Tatjana Pokorny
· 21.03.2022
Keine Frage: Tom Slingsby und sein Team Australia ziehen als Tabellenführer und Top-Favoriten in das große Finale der zweiten SailGP-Saison ein. Am kommenden Wochenende, dem 26. und 27. März, geht es für sie und ihre stärksten Konkurrenten in der Bucht von San Francisco zwischen Golden Gate Bridge und Alcatraz um eine Million US-Dollar Preisgeld! Das Motto: The winner takes it all – den Geschlagenen wird nur die Hoffnung auf bessere Zeiten in der neuen Saison bleiben.
Auch keine Frage: Mindestens Jimmy Spithill und sein Team United States sowie auch Nathan Outteridge und Team Japan rechnen sich bei engen Punktabständen in den Top Drei noch gute Chancen aus, die Australier vom Thron zu schubsen. Die führen das Klassement nach sieben von acht zweitägigen SailGP-Regattagipfeln mit 55 Punkten und zwei Zählern vor den USA (53 Punkte) sowie vier Zählern vor Japan (51 Punkte) an. Die viertplatzierten Spanier mit Steuermann Phil Robertson haben bei 43 Punkten schon zwölf Zähler Rückstand auf Australien. Hier geht es zur Saisonwertung nach sieben von acht Regatten (bitte anklicken!).

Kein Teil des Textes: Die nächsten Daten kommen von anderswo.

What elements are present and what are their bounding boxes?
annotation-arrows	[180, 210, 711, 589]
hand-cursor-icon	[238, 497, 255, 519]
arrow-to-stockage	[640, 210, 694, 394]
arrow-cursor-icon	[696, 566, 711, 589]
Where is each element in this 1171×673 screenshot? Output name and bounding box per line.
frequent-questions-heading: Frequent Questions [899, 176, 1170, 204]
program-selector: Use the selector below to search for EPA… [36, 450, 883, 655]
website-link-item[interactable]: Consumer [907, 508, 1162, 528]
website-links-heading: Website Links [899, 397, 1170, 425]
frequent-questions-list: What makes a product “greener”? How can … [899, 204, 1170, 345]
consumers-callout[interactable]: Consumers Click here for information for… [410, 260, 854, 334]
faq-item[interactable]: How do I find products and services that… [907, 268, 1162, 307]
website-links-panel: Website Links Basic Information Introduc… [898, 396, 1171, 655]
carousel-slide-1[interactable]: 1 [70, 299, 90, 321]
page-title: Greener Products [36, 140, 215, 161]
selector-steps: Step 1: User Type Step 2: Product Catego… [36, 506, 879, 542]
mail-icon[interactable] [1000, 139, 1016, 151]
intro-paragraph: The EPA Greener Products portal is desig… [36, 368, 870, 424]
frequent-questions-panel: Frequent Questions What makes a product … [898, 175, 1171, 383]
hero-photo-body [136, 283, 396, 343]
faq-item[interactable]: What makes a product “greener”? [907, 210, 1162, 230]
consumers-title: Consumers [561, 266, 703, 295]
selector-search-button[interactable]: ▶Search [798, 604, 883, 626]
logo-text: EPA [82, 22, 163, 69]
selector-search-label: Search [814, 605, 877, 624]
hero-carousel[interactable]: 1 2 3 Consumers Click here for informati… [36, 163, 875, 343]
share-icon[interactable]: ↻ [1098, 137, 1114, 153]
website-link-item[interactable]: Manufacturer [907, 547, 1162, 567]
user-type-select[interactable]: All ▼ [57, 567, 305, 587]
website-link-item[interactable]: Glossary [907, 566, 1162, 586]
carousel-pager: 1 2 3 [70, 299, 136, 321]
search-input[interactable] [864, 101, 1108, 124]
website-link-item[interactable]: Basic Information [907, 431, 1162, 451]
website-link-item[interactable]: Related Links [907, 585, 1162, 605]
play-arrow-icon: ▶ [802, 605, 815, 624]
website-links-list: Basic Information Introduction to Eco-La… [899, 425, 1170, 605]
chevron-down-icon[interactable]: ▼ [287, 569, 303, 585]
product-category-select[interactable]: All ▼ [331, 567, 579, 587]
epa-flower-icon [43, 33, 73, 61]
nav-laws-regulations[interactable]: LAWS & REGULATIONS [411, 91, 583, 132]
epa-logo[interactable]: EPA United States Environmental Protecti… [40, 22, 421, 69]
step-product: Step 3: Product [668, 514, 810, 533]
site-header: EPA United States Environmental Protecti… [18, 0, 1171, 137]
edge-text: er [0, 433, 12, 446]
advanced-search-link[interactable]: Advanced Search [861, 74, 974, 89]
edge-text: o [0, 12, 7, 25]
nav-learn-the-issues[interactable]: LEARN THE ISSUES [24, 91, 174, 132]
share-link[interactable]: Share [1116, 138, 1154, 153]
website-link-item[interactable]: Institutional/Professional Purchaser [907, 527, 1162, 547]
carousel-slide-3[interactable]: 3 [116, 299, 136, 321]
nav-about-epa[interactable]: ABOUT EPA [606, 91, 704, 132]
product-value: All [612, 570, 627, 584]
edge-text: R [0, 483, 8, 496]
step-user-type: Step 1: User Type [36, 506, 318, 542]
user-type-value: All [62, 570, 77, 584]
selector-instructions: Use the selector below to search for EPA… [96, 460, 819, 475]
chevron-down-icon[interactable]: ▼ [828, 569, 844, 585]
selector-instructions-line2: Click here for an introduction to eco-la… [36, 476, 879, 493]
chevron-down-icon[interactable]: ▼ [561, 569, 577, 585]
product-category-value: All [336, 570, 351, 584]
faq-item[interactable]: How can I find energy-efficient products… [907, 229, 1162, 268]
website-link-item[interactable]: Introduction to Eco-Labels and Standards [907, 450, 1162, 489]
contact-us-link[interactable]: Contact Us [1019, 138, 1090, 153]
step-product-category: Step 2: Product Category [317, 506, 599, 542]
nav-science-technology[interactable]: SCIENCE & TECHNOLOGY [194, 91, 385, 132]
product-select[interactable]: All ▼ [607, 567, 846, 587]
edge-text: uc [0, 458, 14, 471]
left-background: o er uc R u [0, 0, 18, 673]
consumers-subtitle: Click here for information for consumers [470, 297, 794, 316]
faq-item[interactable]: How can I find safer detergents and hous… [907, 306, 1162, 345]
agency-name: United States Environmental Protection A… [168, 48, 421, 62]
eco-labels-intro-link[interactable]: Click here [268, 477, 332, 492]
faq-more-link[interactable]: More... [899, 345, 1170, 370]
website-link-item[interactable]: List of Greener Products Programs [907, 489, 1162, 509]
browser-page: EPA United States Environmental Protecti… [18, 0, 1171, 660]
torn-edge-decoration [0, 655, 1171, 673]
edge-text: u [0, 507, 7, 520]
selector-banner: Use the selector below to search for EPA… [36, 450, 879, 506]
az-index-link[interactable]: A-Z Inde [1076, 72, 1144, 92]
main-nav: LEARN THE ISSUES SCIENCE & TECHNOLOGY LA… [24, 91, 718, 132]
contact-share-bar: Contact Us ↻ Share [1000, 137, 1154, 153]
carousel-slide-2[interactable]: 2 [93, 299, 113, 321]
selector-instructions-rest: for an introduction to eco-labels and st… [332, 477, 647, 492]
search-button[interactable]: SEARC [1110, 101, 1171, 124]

Viermal schon konnten sich in der zu Ende gehenden Saison die grün-gelben Dominatoren aus Down Under durchsetzen. Slingsby steuerte sie in England, Dänemark, Spanien und vor der eigenen Haustür in Sydney zum Sieg. Zweimal triumphierten Outteridge und seine Crew unter rot-weißer japanischer Flagge. Keinen Sieg, aber dennoch konstant gute Ergebnisse führten Jimmy Spithill und die Amerikaner an die zweite Tabellenposition. Als erste Mannschaft eröffneten die Finalgastgeber jetzt das Training auf den F50-Geschossen des SailGP. Vor San Francisco absolvierten sie ihre Auftaktrunden genau dort, wo Jimmy Spithill 2013 im America’s Cup mit dem Oracle Team USA der legendäre Comeback-Sieg gegen die Kiwis gelang. Was geht diesmal für den kampfstarken Australier, der wie damals auch jetzt im SailGP unter amerikanischer Flagge angreift? Spithill lässt in einem ersten Ausblick Erinnerungen an den historischen Sieg vor neun Jahren anklingen: „Der Event ist beinahe ausverkauft. Ich kann den großen Auflauf am Wochenende kaum erwarten. Es ist toll zu sehen, wie groß das Interesse ist. Es wird ein massives Ereignis vor Heimpublikum werden, und ich freue mich sehr darauf. Wir sind die Außenseiter, aber das ist in San Francisco keine schlechte Sache…“
Auch Tom Slingsby, Weltsegler des Jahres, Olympiasieger, America's-Cup-Gewinner, Motten-Weltmeister in Serie und bodenständig gebliebener Tausendsassa unter Segeln, hat mit seiner Crew inzwischen die ersten Tests im kalifornischen Revier absolviert. Der 37-Jährige sagt: „Die Bedingungen in der Bucht sind großartig. Das Niveau auf dem Wasser ist hoch, und es war hart, Vorteile gegenüber unseren Rivalen zu erkämpfen. Das US-Team sieht stark aus, aber wir sind sicher mit im Spiel. Das ist verheißungsvoll für das große Finale." Bei Lust auf einen Vorgeschmack geht es hier zum Rückblick auf die vorletzte Regatta der Saison in Australien (bitte anklicken!).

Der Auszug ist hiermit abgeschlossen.